|Summary:||Non-MS Office Docs with Valid Header Signature|
|Product:||POI||Reporter:||Jacob Zwiers <apache_bugzilla>|
|Component:||HPSF||Assignee:||POI Developers List <dev>|
An offending Corel Presentation File
Source Code to demonstrate ClassCastException on SummaryInformation.getWordCount() for .shw files
Description Jacob Zwiers 2003-07-21 17:02:59 UTC
The Corel Presentation software (at least versions 8 and 9) fake the recognized header signature that POIFS recognizes (0xE11AB1A1E011CFD0L) and the properties are then read from this file which causes a problem. The net result is that SummaryInformation.getWordCount() throws a ClassCastException in this situation. I will attach (if possible on a later screen) a small test class and .shw file for demonstration purposes.
Comment 1 Jacob Zwiers 2003-07-21 17:04:14 UTC
Created attachment 7425 [details] An offending Corel Presentation File
Comment 2 Jacob Zwiers 2003-07-21 17:08:24 UTC
Created attachment 7426 [details] Source Code to demonstrate ClassCastException on SummaryInformation.getWordCount() for .shw files
Comment 3 Andy Oliver 2003-07-21 17:25:04 UTC
Just because it doesn't have SummaryInformation or does SummaryInformation wrong, that doesn't mean POIFS is wrong to recognize it as an OLE 2 Compound Document format file. Is this a problem just with HPSF not recognizing the SummaryInformation stream isn't what it thinks it is?

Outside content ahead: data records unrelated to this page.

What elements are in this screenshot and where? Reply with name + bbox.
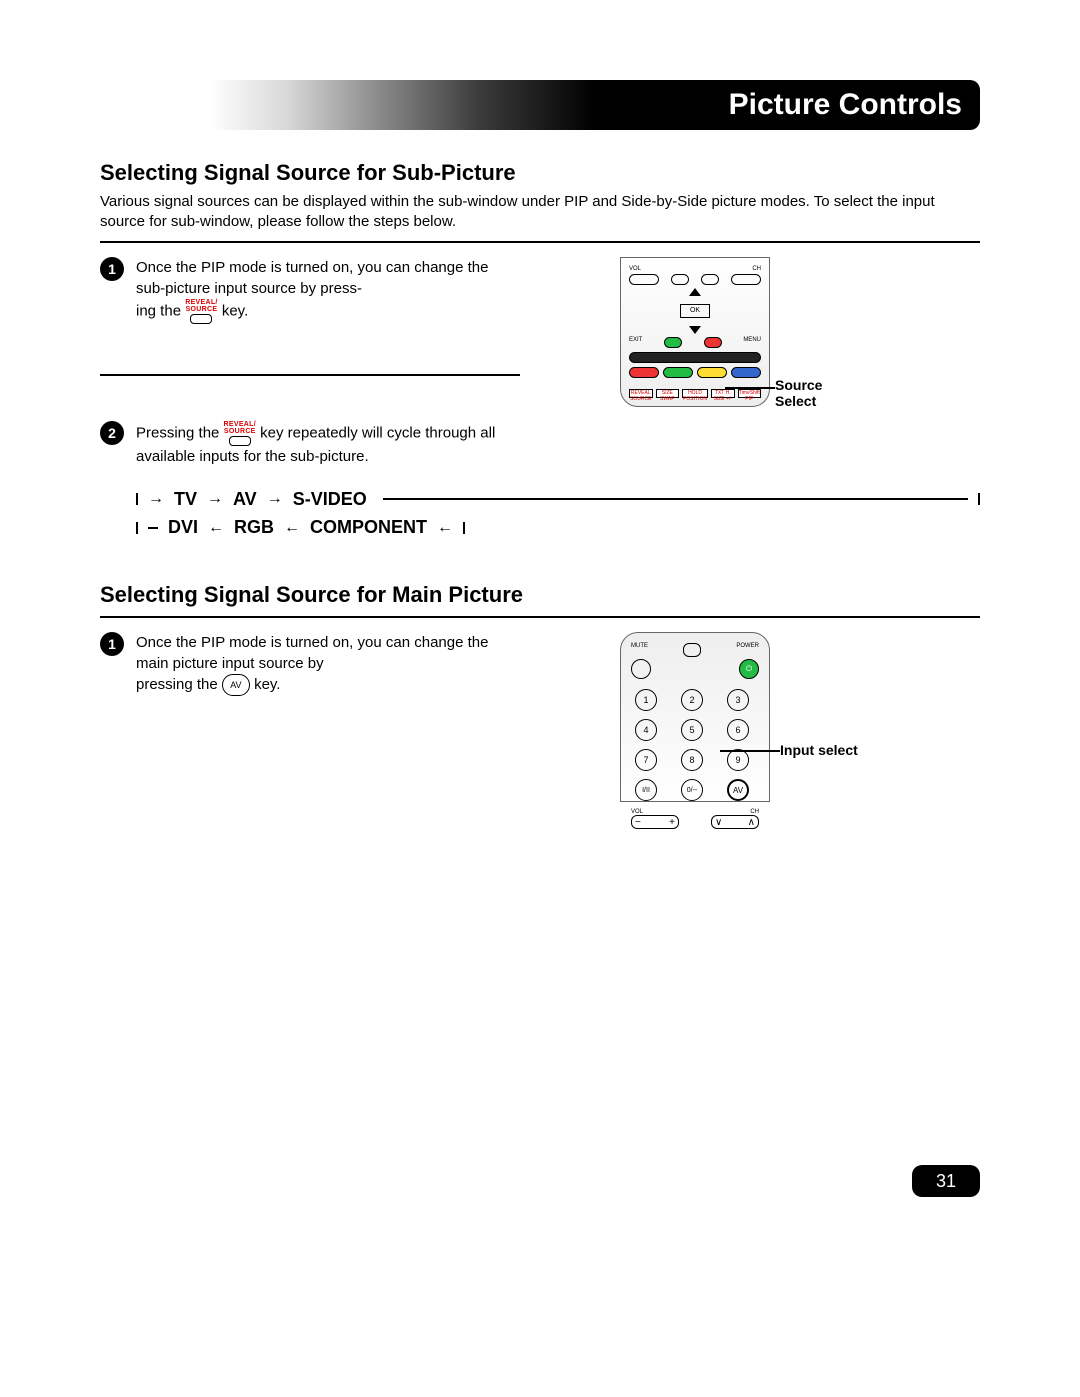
section1-heading: Selecting Signal Source for Sub-Picture	[100, 160, 980, 186]
step-text: Once the PIP mode is turned on, you can …	[136, 632, 496, 696]
key-0: 0/--	[681, 779, 703, 801]
key-9: 9	[727, 749, 749, 771]
mute-button-icon	[631, 659, 651, 679]
text-button	[664, 337, 682, 348]
dpad-icon: OK	[650, 288, 740, 334]
ok-button: OK	[680, 304, 710, 318]
key-8: 8	[681, 749, 703, 771]
chapter-title: Picture Controls	[729, 88, 962, 122]
exit-label: EXIT	[629, 337, 642, 348]
callout-line2: Select	[775, 393, 816, 409]
divider	[100, 616, 980, 618]
key-av: AV	[727, 779, 749, 801]
ttx-button	[704, 337, 722, 348]
vol-rocker-icon: −+	[631, 815, 679, 829]
arrow-right-icon: →	[207, 486, 223, 512]
blue-button-icon	[731, 367, 761, 378]
vol-plus-icon	[671, 274, 689, 285]
mute-label: MUTE	[631, 643, 648, 657]
av-key-icon: AV	[222, 674, 250, 696]
size-swap-button: SIZE SWAP	[656, 389, 680, 398]
cycle-rgb: RGB	[234, 513, 274, 542]
callout-line1: Source	[775, 377, 822, 393]
power-button-icon: ⏻	[739, 659, 759, 679]
s2-step1-line2a: pressing the	[136, 676, 222, 693]
slider-icon	[683, 643, 701, 657]
divider	[100, 241, 980, 243]
ch-up-icon	[731, 274, 761, 285]
s2-step1-line1: Once the PIP mode is turned on, you can …	[136, 634, 488, 672]
vol-label: VOL	[629, 266, 641, 272]
input-cycle-diagram: → TV → AV → S-VIDEO DVI ← RGB ← COMPONEN…	[136, 485, 980, 543]
step1-line1: Once the PIP mode is turned on, you can …	[136, 259, 488, 297]
key-3: 3	[727, 689, 749, 711]
key-label-bot: SOURCE	[186, 306, 218, 313]
step-number: 2	[100, 421, 124, 445]
arrow-left-icon: ←	[208, 515, 224, 541]
arrow-right-icon: →	[267, 486, 283, 512]
section1-step2: 2 Pressing the REVEAL/ SOURCE key repeat…	[100, 421, 980, 467]
wide-button	[629, 352, 761, 363]
menu-label: MENU	[743, 337, 761, 348]
key-i-ii: I/II	[635, 779, 657, 801]
step-number: 1	[100, 632, 124, 656]
arrow-right-icon: →	[148, 486, 164, 512]
ch-label: CH	[752, 266, 761, 272]
step-text: Pressing the REVEAL/ SOURCE key repeated…	[136, 421, 496, 467]
key-label-top: REVEAL/	[185, 299, 217, 306]
step-number: 1	[100, 257, 124, 281]
step1-line2b: key.	[222, 302, 248, 319]
key-4: 4	[635, 719, 657, 741]
section2-heading: Selecting Signal Source for Main Picture	[100, 582, 980, 608]
s2-step1-line2b: key.	[254, 676, 280, 693]
yellow-button-icon	[697, 367, 727, 378]
power-label: POWER	[736, 643, 759, 657]
reveal-source-button: REVEAL SOURCE	[629, 389, 653, 398]
cycle-tv: TV	[174, 485, 197, 514]
key-7: 7	[635, 749, 657, 771]
chapter-banner: Picture Controls	[210, 80, 980, 130]
timeshift-pip-button: TimeShift PIP	[738, 389, 762, 398]
step2-line1a: Pressing the	[136, 424, 224, 441]
section1-intro: Various signal sources can be displayed …	[100, 192, 980, 233]
reveal-source-key-icon: REVEAL/ SOURCE	[185, 299, 217, 324]
key-2: 2	[681, 689, 703, 711]
txt-hsize-button: TXT H. SIZE +/-	[711, 389, 735, 398]
cycle-av: AV	[233, 485, 257, 514]
red-button-icon	[629, 367, 659, 378]
cycle-svideo: S-VIDEO	[293, 485, 367, 514]
key-1: 1	[635, 689, 657, 711]
arrow-left-icon: ←	[284, 515, 300, 541]
callout2-text: Input select	[780, 742, 858, 758]
section1-step1: 1 Once the PIP mode is turned on, you ca…	[100, 257, 520, 324]
key-5: 5	[681, 719, 703, 741]
green-button-icon	[663, 367, 693, 378]
ch-rocker-icon: ∨∧	[711, 815, 759, 829]
source-select-callout: Source Select	[775, 377, 822, 411]
section2-step1: 1 Once the PIP mode is turned on, you ca…	[100, 632, 520, 696]
reveal-source-key-icon: REVEAL/ SOURCE	[224, 421, 256, 446]
input-select-callout: Input select	[780, 742, 858, 758]
cycle-dvi: DVI	[168, 513, 198, 542]
remote-illustration-2: MUTE POWER ⏻ 1 2 3 4 5 6 7 8	[620, 632, 770, 802]
page-number: 31	[912, 1165, 980, 1197]
cycle-component: COMPONENT	[310, 513, 427, 542]
key-6: 6	[727, 719, 749, 741]
step-text: Once the PIP mode is turned on, you can …	[136, 257, 496, 324]
vol-minus-icon	[629, 274, 659, 285]
arrow-left-icon: ←	[437, 515, 453, 541]
hold-position-button: HOLD POSITION	[682, 389, 708, 398]
ch-down-icon	[701, 274, 719, 285]
remote-illustration-1: VOL CH OK EXIT MEN	[620, 257, 770, 407]
step1-line2a: ing the	[136, 302, 185, 319]
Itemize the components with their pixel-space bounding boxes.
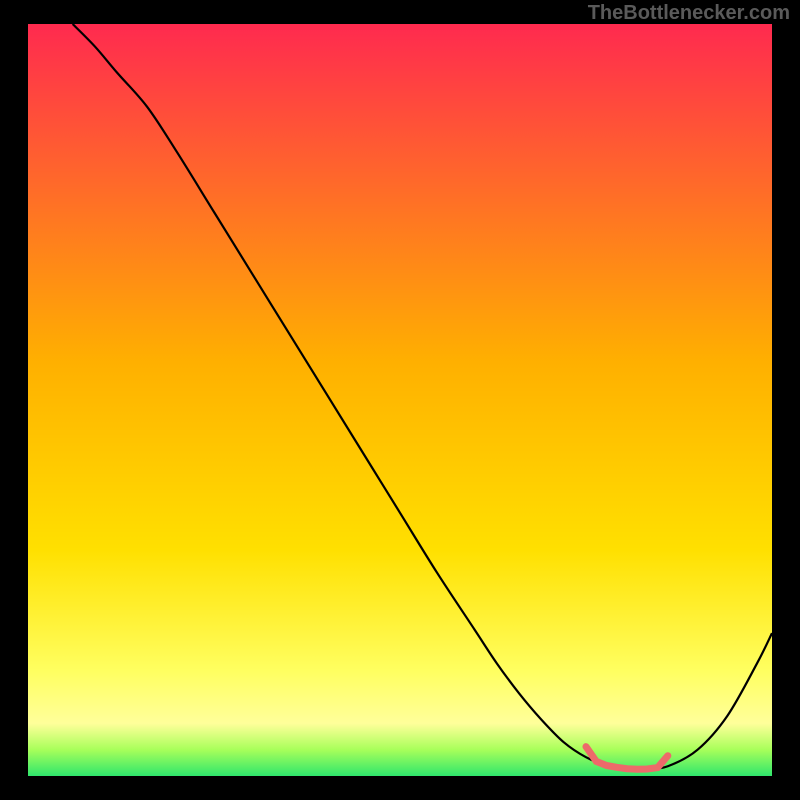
chart-container: TheBottlenecker.com	[0, 0, 800, 800]
flat-region-marker	[586, 747, 668, 770]
curve-layer	[28, 24, 772, 776]
bottleneck-curve	[73, 24, 772, 770]
plot-area	[28, 24, 772, 776]
attribution-text: TheBottlenecker.com	[588, 2, 790, 25]
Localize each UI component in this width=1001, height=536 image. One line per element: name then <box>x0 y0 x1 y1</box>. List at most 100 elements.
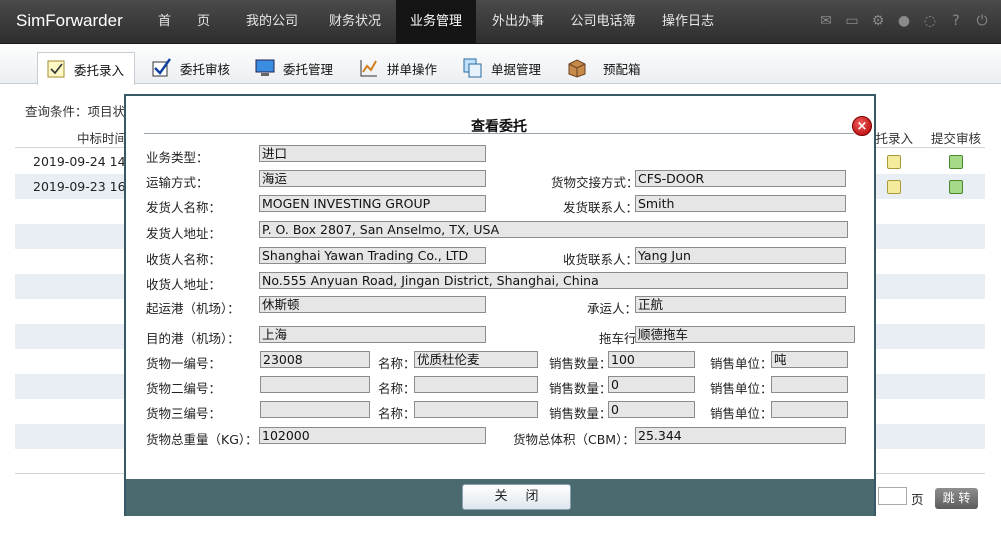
consignee-name-label: 收货人名称： <box>146 252 222 267</box>
column-header-submit: 提交审核 <box>931 131 982 146</box>
query-condition-label: 查询条件：项目状态 <box>25 104 138 119</box>
consignee-address-field: No.555 Anyuan Road, Jingan District, Sha… <box>259 272 848 289</box>
dialog-title: 查看委托 <box>471 119 527 135</box>
shipper-address-field: P. O. Box 2807, San Anselmo, TX, USA <box>259 221 848 238</box>
tab-container-preload[interactable]: 预配箱 <box>567 52 641 84</box>
goto-page-button[interactable]: 跳 转 <box>935 488 978 509</box>
goods-2-code-field <box>260 376 370 393</box>
tab-label: 拼单操作 <box>387 61 438 77</box>
tab-label: 委托录入 <box>74 62 125 78</box>
goods-1-name-field: 优质杜伦麦 <box>414 351 538 368</box>
handover-label: 货物交接方式： <box>551 175 639 190</box>
user-icon[interactable]: ● <box>895 12 913 30</box>
goods-3-name-label: 名称： <box>378 406 416 421</box>
goods-2-name-field <box>414 376 538 393</box>
origin-port-label: 起运港（机场）： <box>146 301 240 316</box>
sub-toolbar: 委托录入 委托审核 委托管理 拼单操作 单据管理 预配箱 <box>0 44 1001 85</box>
goods-2-qty-field: 0 <box>608 376 695 393</box>
box-icon <box>567 58 587 78</box>
page-number-input[interactable] <box>878 487 907 505</box>
column-header-time: 中标时间 <box>77 131 128 146</box>
trucker-field: 顺德拖车 <box>635 326 855 343</box>
menu-item-home[interactable]: 首 页 <box>152 0 216 44</box>
total-weight-field: 102000 <box>259 427 486 444</box>
goods-1-unit-label: 销售单位： <box>710 356 773 371</box>
destination-port-label: 目的港（机场）： <box>146 331 240 346</box>
menu-item-errands[interactable]: 外出办事 <box>476 0 560 44</box>
menu-item-logs[interactable]: 操作日志 <box>646 0 730 44</box>
shipper-name-label: 发货人名称： <box>146 200 222 215</box>
help-icon[interactable]: ? <box>947 12 965 30</box>
goods-2-unit-field <box>771 376 848 393</box>
transport-field: 海运 <box>259 170 486 187</box>
total-volume-label: 货物总体积（CBM）： <box>513 432 635 447</box>
submit-icon[interactable] <box>949 180 963 194</box>
trucker-label: 拖车行 <box>599 331 637 346</box>
check-icon <box>152 58 172 78</box>
destination-port-field: 上海 <box>259 326 486 343</box>
tab-label: 委托审核 <box>180 61 231 77</box>
tab-entrust-review[interactable]: 委托审核 <box>152 52 230 84</box>
menu-item-my-company[interactable]: 我的公司 <box>230 0 314 44</box>
goods-3-name-field <box>414 401 538 418</box>
goods-3-code-field <box>260 401 370 418</box>
consignee-address-label: 收货人地址： <box>146 277 222 292</box>
goods-3-qty-label: 销售数量： <box>549 406 612 421</box>
row-date: 2019-09-23 16 <box>33 179 126 194</box>
dialog-footer: 关闭 <box>126 479 874 516</box>
goods-2-qty-label: 销售数量： <box>549 381 612 396</box>
goods-1-qty-field: 100 <box>608 351 695 368</box>
monitor-icon[interactable]: ▭ <box>843 12 861 30</box>
checkbox-icon <box>46 59 66 79</box>
view-entrust-dialog: 查看委托 × 业务类型： 进口 运输方式： 海运 货物交接方式： CFS-DOO… <box>124 94 876 516</box>
top-icons: ✉ ▭ ⚙ ● ◌ ? ⏻ <box>817 12 991 30</box>
menu-item-phonebook[interactable]: 公司电话簿 <box>560 0 646 44</box>
edit-icon[interactable] <box>887 155 901 169</box>
power-icon[interactable]: ⏻ <box>973 12 991 30</box>
consignee-name-field: Shanghai Yawan Trading Co., LTD <box>259 247 486 264</box>
main-menu: 首 页 我的公司 财务状况 业务管理 外出办事 公司电话簿 操作日志 <box>152 0 730 44</box>
goods-1-code-label: 货物一编号： <box>146 356 222 371</box>
tab-entrust-entry[interactable]: 委托录入 <box>37 52 136 85</box>
tab-entrust-manage[interactable]: 委托管理 <box>255 52 333 84</box>
goods-3-qty-field: 0 <box>608 401 695 418</box>
goods-1-unit-field: 吨 <box>771 351 848 368</box>
transport-label: 运输方式： <box>146 175 209 190</box>
consignee-contact-field: Yang Jun <box>635 247 846 264</box>
goods-3-code-label: 货物三编号： <box>146 406 222 421</box>
business-type-field: 进口 <box>259 145 486 162</box>
mail-icon[interactable]: ✉ <box>817 12 835 30</box>
close-button[interactable]: 关闭 <box>462 484 571 510</box>
origin-port-field: 休斯顿 <box>259 296 486 313</box>
tab-documents[interactable]: 单据管理 <box>463 52 541 84</box>
menu-item-business[interactable]: 业务管理 <box>396 0 476 44</box>
handover-field: CFS-DOOR <box>635 170 846 187</box>
tab-label: 单据管理 <box>491 61 542 77</box>
tab-label: 预配箱 <box>603 61 641 77</box>
gear-icon[interactable]: ⚙ <box>869 12 887 30</box>
dialog-header: 查看委托 × <box>144 106 872 136</box>
app-logo[interactable]: SimForwarder <box>16 11 123 31</box>
edit-icon[interactable] <box>887 180 901 194</box>
close-icon[interactable]: × <box>852 116 872 136</box>
consignee-contact-label: 收货联系人： <box>563 252 639 267</box>
goods-3-unit-field <box>771 401 848 418</box>
carrier-field: 正航 <box>635 296 846 313</box>
monitor-icon <box>255 58 275 78</box>
total-volume-field: 25.344 <box>635 427 846 444</box>
chat-icon[interactable]: ◌ <box>921 12 939 30</box>
submit-icon[interactable] <box>949 155 963 169</box>
tab-label: 委托管理 <box>283 61 334 77</box>
shipper-contact-label: 发货联系人： <box>563 200 639 215</box>
shipper-address-label: 发货人地址： <box>146 226 222 241</box>
total-weight-label: 货物总重量（KG）： <box>146 432 258 447</box>
documents-icon <box>463 58 483 78</box>
tab-consolidation[interactable]: 拼单操作 <box>359 52 437 84</box>
business-type-label: 业务类型： <box>146 150 209 165</box>
shipper-contact-field: Smith <box>635 195 846 212</box>
menu-item-finance[interactable]: 财务状况 <box>314 0 396 44</box>
row-date: 2019-09-24 14 <box>33 154 126 169</box>
goods-3-unit-label: 销售单位： <box>710 406 773 421</box>
goods-1-code-field: 23008 <box>260 351 370 368</box>
goods-1-name-label: 名称： <box>378 356 416 371</box>
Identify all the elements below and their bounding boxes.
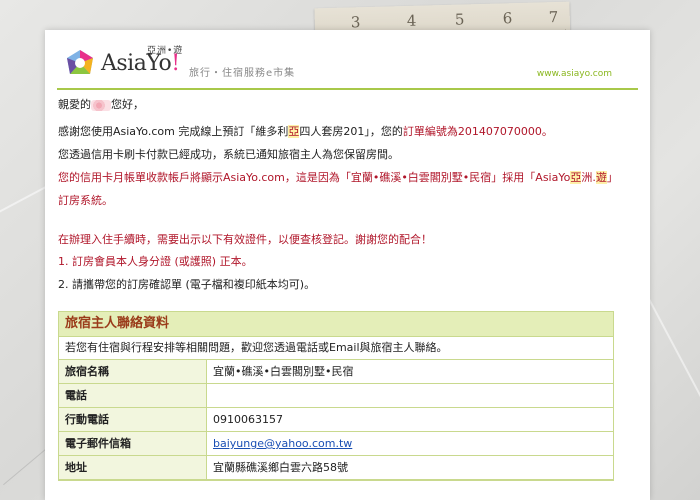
row-label: 電話	[59, 384, 207, 407]
brand-tagline: 旅行・住宿服務e市集	[189, 68, 296, 79]
contact-table-title: 旅宿主人聯絡資料	[59, 312, 613, 337]
requirement-item-1: 1. 訂房會員本人身分證 (或護照) 正本。	[58, 255, 253, 268]
brand-name: AsiaYo!	[101, 51, 180, 76]
paragraph-billing: 您的信用卡月帳單收款帳戶將顯示AsiaYo.com，這是因為「宜蘭•礁溪•白雲閣…	[58, 171, 618, 184]
site-url-link[interactable]: www.asiayo.com	[537, 69, 612, 79]
checkin-notice: 在辦理入住手續時，需要出示以下有效證件，以便查核登記。謝謝您的配合！	[58, 233, 432, 246]
paragraph-booking: 感謝您使用AsiaYo.com 完成線上預訂「維多利亞四人套房201」，您的訂單…	[58, 125, 553, 138]
paragraph-billing-cont: 訂房系統。	[58, 194, 113, 207]
table-row: 地址 宜蘭縣礁溪鄉白雲六路58號	[59, 456, 613, 480]
ruler-number: 3	[350, 13, 361, 32]
contact-table-note: 若您有住宿與行程安排等相關問題，歡迎您透過電話或Email與旅宿主人聯絡。	[59, 337, 613, 360]
greeting: 親愛的 您好，	[58, 98, 144, 111]
row-label: 行動電話	[59, 408, 207, 431]
paragraph-payment: 您透過信用卡刷卡付款已經成功，系統已通知旅宿主人為您保留房間。	[58, 148, 399, 161]
ruler-number: 6	[502, 9, 513, 28]
ruler-number: 4	[406, 11, 417, 30]
row-value: 宜蘭縣礁溪鄉白雲六路58號	[213, 461, 348, 474]
requirement-item-2: 2. 請攜帶您的訂房確認單 (電子檔和複印紙本均可)。	[58, 278, 316, 291]
header-divider	[57, 88, 638, 90]
table-row: 電子郵件信箱 baiyunge@yahoo.com.tw	[59, 432, 613, 456]
email-header: 亞洲•遊 AsiaYo! 旅行・住宿服務e市集 www.asiayo.com	[45, 30, 650, 90]
row-value	[207, 384, 613, 407]
ruler-number: 7	[548, 7, 559, 27]
email-sheet: 亞洲•遊 AsiaYo! 旅行・住宿服務e市集 www.asiayo.com 親…	[45, 30, 650, 500]
host-contact-table: 旅宿主人聯絡資料 若您有住宿與行程安排等相關問題，歡迎您透過電話或Email與旅…	[58, 311, 614, 481]
table-row: 旅宿名稱 宜蘭•礁溪•白雲閣別墅•民宿	[59, 360, 613, 384]
table-row: 電話	[59, 384, 613, 408]
ruler-number: 5	[454, 10, 465, 29]
row-label: 旅宿名稱	[59, 360, 207, 383]
row-value: 0910063157	[213, 413, 283, 426]
table-row: 行動電話 0910063157	[59, 408, 613, 432]
row-value: 宜蘭•礁溪•白雲閣別墅•民宿	[213, 365, 354, 378]
asiayo-logo-icon	[67, 50, 93, 74]
email-link[interactable]: baiyunge@yahoo.com.tw	[213, 437, 352, 450]
row-label: 地址	[59, 456, 207, 479]
row-label: 電子郵件信箱	[59, 432, 207, 455]
row-value: baiyunge@yahoo.com.tw	[207, 432, 613, 455]
redacted-name	[91, 99, 111, 111]
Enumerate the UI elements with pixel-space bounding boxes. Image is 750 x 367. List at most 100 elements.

Comment 4 Jacob Zwiers 2003-07-21 18:14:34 UTC
Here's what I've figured out. I'll let you decide which it is. If I spin through all the properties that I get back, the following is returned for the word count (ID#15 according to the PropertyIDMap.PID_WORDCOUNT constant); element 13 in the array of properties). DocumentPropertyReader - props.getID() = 15 DocumentPropertyReader - props.getType() = 0 DocumentPropertyReader - props.getValue() = [B@9eca9c26 DocumentPropertyReader - props.getValue().getClass() = class [B The type that's created here (in the default of the switch in the org.apache.poi.hpsf.Property constructor based on the return of org.apache.poi.hpsf.littleendian.DWord.intValue()) means that value was not recognized as a Variant.VT_I4. Instead, it's a zero == VT_EMPTY. This gets put into the properties as a byte array which causes the ClassCastException when calling getWordCount(). I'm not sure (not knowing the nuts and bolts) if the Corel doc is actually behaving properly as an OLE2 doc. If it isn't, I guess the problem is that POIFS thinks it is. If it is, the the problem is either that the VT_EMPTY doesn't get treated as a null OR that the getWordCount() doesn't propertly take this into account.
Comment 5 Andy Oliver 2003-07-24 17:24:02 UTC
POIFS is right, HPSF is wrong.
Comment 6 Rainer Klute 2003-07-25 09:30:24 UTC
HPSF does not yet support VT_EMPTY. A proper implementation would be to return null. See http://msdn.microsoft.com/library/default.asp?url=/library/en-us/automat/htm/chap6_7zdz.asp for an explanation of the variant types. I'll prepare a patch.
Comment 7 Rainer Klute 2003-07-26 21:52:57 UTC
HPSF is now able to read properties which are given in the property set stream but which don't have a value. The type of such properties is VT_EMPTY. PropertySet's getXXX methods return either a null or a 0 whichever is appropriate. Details about return types can be found in the API documentation.